SANITÀ – Quasi 500mila gli interventi del 118 nel 2025
Anche lo scorso anno sono stati quasi 500.000 gli interventi gestiti dalle quattro Centrali operative del 118 di Alessandria, Cuneo, Novara e Torino. Si tratta di un dato sostanzialmente costante negli ultimi tre anni (2023-2025), che evidenzia una continuità nell’attività complessiva senza variazioni significative che possano indicare cambiamenti strutturali nella domanda di emergenza.
Ad eccezione di Alessandria, dove l’andamento della gravità delle missioni si è mantenuto stabile, nelle altre centrali i codici gialli e rossi sono diminuiti ed hanno invece registrato un aumento dei codici verdi. Fenomeno che ha comportato un incremento degli interventi gestiti dai mezzi di soccorso di base, confermando una tendenza verso una maggiore richiesta di prestazioni a bassa criticità.

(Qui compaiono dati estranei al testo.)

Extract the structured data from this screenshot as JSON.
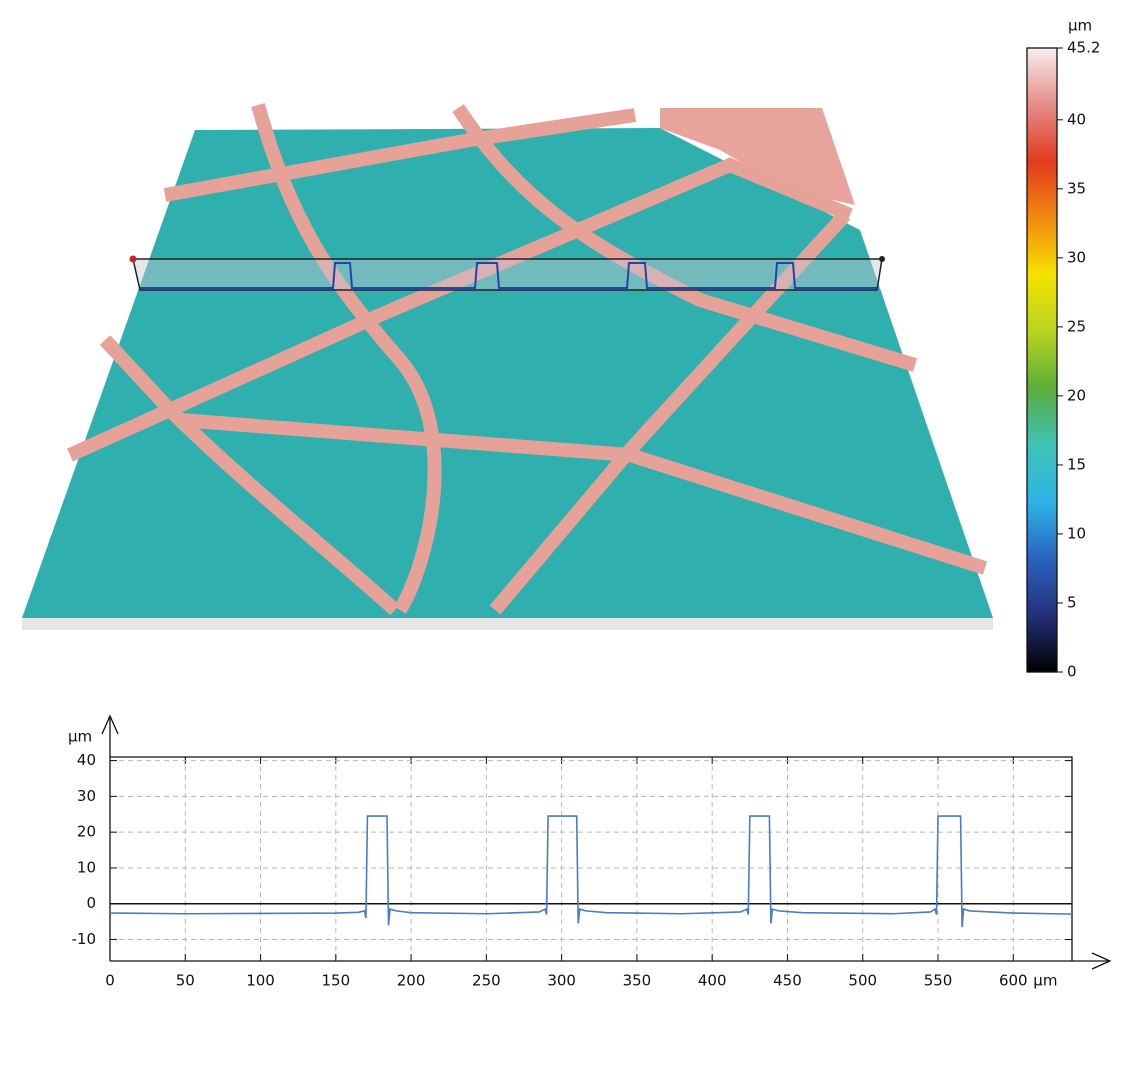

Entrando nel dettaglio, le missioni totali sono state 496.168, di cui 131.332 con mezzi di soccorso avanzato e 364.836 con mezzi di base. I codici rossi sono stati 23.055, i gialli 134.362, i verdi 323.750, i bianchi 18.270.
Si evince quindi che è cresciuto il bisogno della popolazione di ricevere assistenza sanitaria non urgente, dinamica che ha spinto il servizio di emergenza a svolgere un ruolo più ampio, non limitandosi alla gestione delle urgenze ma cercando di essere parte integrante del processo di assistenza. In questo contesto, il 118 ha implementato strategie volte a contenere le richieste incongrue mediante un’attività di filtro e l’incremento dei consulti e consigli telefonici, con l’obiettivo di orientare correttamente i cittadini e ridurre gli interventi non strettamente necessari.